8. Mrs Hudson fangirling.

"Mrs Hudson? I require your services for a minute."

Oh, yes... It was 4 am...

9. Molly Hooper.

This was getting slightly ridiculous.

10. He hated being tickled.

Only Moriarty knew of this fact, of course. The circumstances in which this information was discovered were not suitable for a three week old, he mused.

He felt his cheeks burning.

11. An unsolved mystery.

Well, that was what this was, wasn't it?

The detective sighed, torn between waking up Moriarty and attempting to further solve this case. After a further hour of pacing and Aeryn screaming, he decided just to wake up his lover. He tied the baby to his chest with his scarf, similar to the way he'd seen mothers in the city do, pushing open the door not quite gently. To his annoyance, the consulting criminal was sitting up on his side of the bed, smirking roguishly. "Let me guess, darling. You rocked her?" Sherlock looked like he had been force fed 17.85 lemons.

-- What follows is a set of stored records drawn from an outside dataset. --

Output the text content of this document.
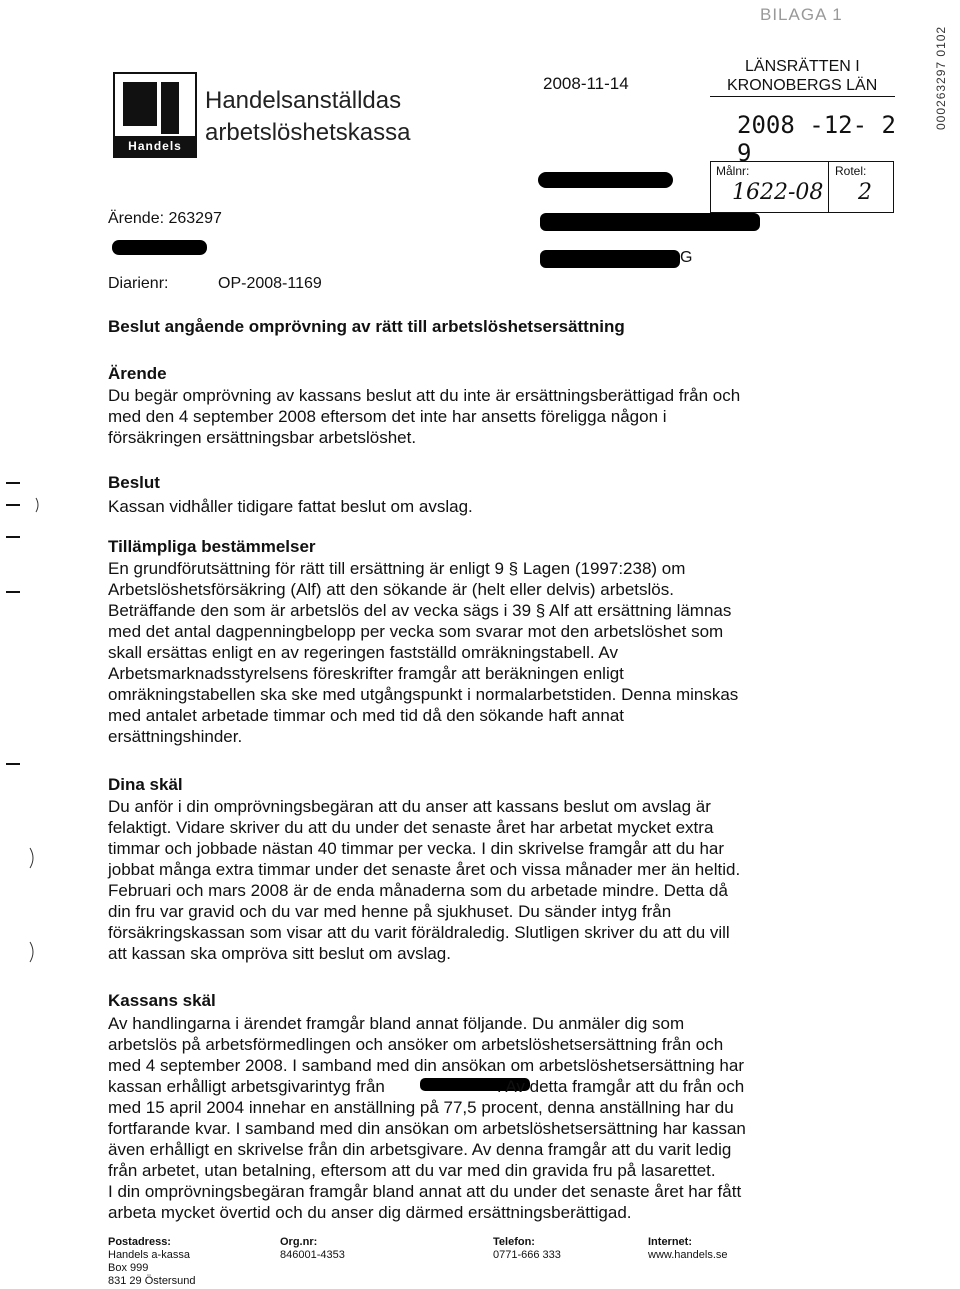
BILAGA 1
Handels
Handelsanställdas
arbetslöshetskassa
2008-11-14
LÄNSRÄTTEN I
KRONOBERGS LÄN
2008 -12- 2 9
Målnr:	Rotel:
1622-08 2
000263297 0102
Ärende: 263297
Diarienr:	OP-2008-1169
G
Beslut angående omprövning av rätt till arbetslöshetsersättning
Ärende
Du begär omprövning av kassans beslut att du inte är ersättningsberättigad från och
med den 4 september 2008 eftersom det inte har ansetts föreligga någon i
försäkringen ersättningsbar arbetslöshet.
Beslut
Kassan vidhåller tidigare fattat beslut om avslag.
Tillämpliga bestämmelser
En grundförutsättning för rätt till ersättning är enligt 9 § Lagen (1997:238) om
Arbetslöshetsförsäkring (Alf) att den sökande är (helt eller delvis) arbetslös.
Beträffande den som är arbetslös del av vecka sägs i 39 § Alf att ersättning lämnas
med det antal dagpenningbelopp per vecka som svarar mot den arbetslöshet som
skall ersättas enligt en av regeringen fastställd omräkningstabell. Av
Arbetsmarknadsstyrelsens föreskrifter framgår att beräkningen enligt
omräkningstabellen ska ske med utgångspunkt i normalarbetstiden. Denna minskas
med antalet arbetade timmar och med tid då den sökande haft annat
ersättningshinder.
Dina skäl
Du anför i din omprövningsbegäran att du anser att kassans beslut om avslag är
felaktigt. Vidare skriver du att du under det senaste året har arbetat mycket extra
timmar och jobbade nästan 40 timmar per vecka. I din skrivelse framgår att du har
jobbat många extra timmar under det senaste året och vissa månader mer än heltid.
Februari och mars 2008 är de enda månaderna som du arbetade mindre. Detta då
din fru var gravid och du var med henne på sjukhuset. Du sänder intyg från
försäkringskassan som visar att du varit föräldraledig. Slutligen skriver du att du vill
att kassan ska ompröva sitt beslut om avslag.
Kassans skäl
Av handlingarna i ärendet framgår bland annat följande. Du anmäler dig som
arbetslös på arbetsförmedlingen och ansöker om arbetslöshetsersättning från och
med 4 september 2008. I samband med din ansökan om arbetslöshetsersättning har
kassan erhålligt arbetsgivarintyg från	. Av detta framgår att du från och
med 15 april 2004 innehar en anställning på 77,5 procent, denna anställning har du
fortfarande kvar. I samband med din ansökan om arbetslöshetsersättning har kassan
även erhålligt en skrivelse från din arbetsgivare. Av denna framgår att du varit ledig
från arbetet, utan betalning, eftersom att du var med din gravida fru på lasarettet.
I din omprövningsbegäran framgår bland annat att du under det senaste året har fått
arbeta mycket övertid och du anser dig därmed ersättningsberättigad.
Postadress:
Handels a-kassa
Box 999
831 29 Östersund
Org.nr:
846001-4353
Telefon:
0771-666 333
Internet:
www.handels.se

"Well, what was I supposed to do?" He sulked. Moriarty simply smiled sweetly at him. "Let me have her..." He held out his arms expectantly. Sherlock rolled his eyes and carefully dumped Aeryn into his lover's waiting arms. To his surprise, Aeryn immediately stopped crying, snuggling into Moriarty's bare chest. "James! Do you have to run around naked all the time?" He complained, a blush beginning to spread over his face.

"I do not 'run around' naked! Aeryn likes the body heat. Plus, I know you like it, too..."

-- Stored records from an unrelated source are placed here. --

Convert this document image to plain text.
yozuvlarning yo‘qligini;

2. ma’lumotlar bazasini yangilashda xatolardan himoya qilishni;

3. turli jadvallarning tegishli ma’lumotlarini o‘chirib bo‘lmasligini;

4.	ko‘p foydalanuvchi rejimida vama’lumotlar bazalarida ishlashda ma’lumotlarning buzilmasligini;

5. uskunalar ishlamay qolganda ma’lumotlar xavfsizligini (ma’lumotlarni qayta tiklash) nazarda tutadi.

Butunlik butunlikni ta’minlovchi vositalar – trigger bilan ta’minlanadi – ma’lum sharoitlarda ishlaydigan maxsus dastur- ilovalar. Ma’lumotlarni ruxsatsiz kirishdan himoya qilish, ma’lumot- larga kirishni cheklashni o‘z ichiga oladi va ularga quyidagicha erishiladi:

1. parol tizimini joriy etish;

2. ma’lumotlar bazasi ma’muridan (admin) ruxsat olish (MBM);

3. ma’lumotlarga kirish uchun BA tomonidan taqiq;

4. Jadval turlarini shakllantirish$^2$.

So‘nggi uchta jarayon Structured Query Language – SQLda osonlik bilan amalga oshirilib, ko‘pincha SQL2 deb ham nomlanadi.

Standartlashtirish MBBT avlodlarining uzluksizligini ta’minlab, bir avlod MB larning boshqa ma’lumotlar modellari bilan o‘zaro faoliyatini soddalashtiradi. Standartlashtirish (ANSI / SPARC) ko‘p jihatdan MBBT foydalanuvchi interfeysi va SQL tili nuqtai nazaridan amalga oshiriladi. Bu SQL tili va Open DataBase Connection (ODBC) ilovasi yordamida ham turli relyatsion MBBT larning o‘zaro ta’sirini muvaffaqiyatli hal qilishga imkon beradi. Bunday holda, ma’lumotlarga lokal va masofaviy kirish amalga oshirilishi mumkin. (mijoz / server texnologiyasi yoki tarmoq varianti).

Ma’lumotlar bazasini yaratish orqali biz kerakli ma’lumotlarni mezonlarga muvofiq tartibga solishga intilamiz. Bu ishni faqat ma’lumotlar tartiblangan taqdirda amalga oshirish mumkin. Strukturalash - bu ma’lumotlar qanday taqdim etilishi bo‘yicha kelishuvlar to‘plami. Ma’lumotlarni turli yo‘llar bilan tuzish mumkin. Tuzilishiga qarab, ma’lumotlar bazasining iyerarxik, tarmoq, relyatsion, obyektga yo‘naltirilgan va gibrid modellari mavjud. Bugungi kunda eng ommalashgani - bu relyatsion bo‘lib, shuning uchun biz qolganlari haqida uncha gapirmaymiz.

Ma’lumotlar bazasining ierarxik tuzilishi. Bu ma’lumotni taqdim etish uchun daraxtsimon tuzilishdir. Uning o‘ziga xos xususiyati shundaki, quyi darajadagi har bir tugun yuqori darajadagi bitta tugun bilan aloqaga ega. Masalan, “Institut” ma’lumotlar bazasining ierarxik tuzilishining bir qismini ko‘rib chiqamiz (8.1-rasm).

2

He winked as the last sentence was delivered. Sherlock groaned, hiding his face in his hands. "James... Stop it..."

In an effort to end his oh so very human embarrassment, Sherlock scowled down at the baby in Moriarty's arms.

To his utter shock, he saw that she was fast asleep.

"How did you do that?!" He demanded. "Do what?" Moriarty giggled coyly. "You know what! Aeryn!" The criminal looked down in mock surprise at the sleeping child in his arms. "Oh my word, I have no idea!" He gasped in mock horror. "Perhaps it's just because she likes me more." "You?" Sherlock retorted. "Oh, thanks very much. Of course she likes me better, Mr Grumpypants." Moriarty pouted. "Does not." "Does too." "Does not." "Does too!" Moriarty straighted up, gingerly plonking the sleeping baby into the cot John had (enthusiastically, yuck) built. "We will settle this fight like men!" He cried, yanking at the scarf still around Sherlock's waist, toppling him into the bed. Sherlock struggled for a grip on something - anything - that would enable him to gain the upper hand.

They decided to spend the rest of the morning "fighting" - though there was an awful lot of giggling involved that John decided to ignore when he finally returned at eight.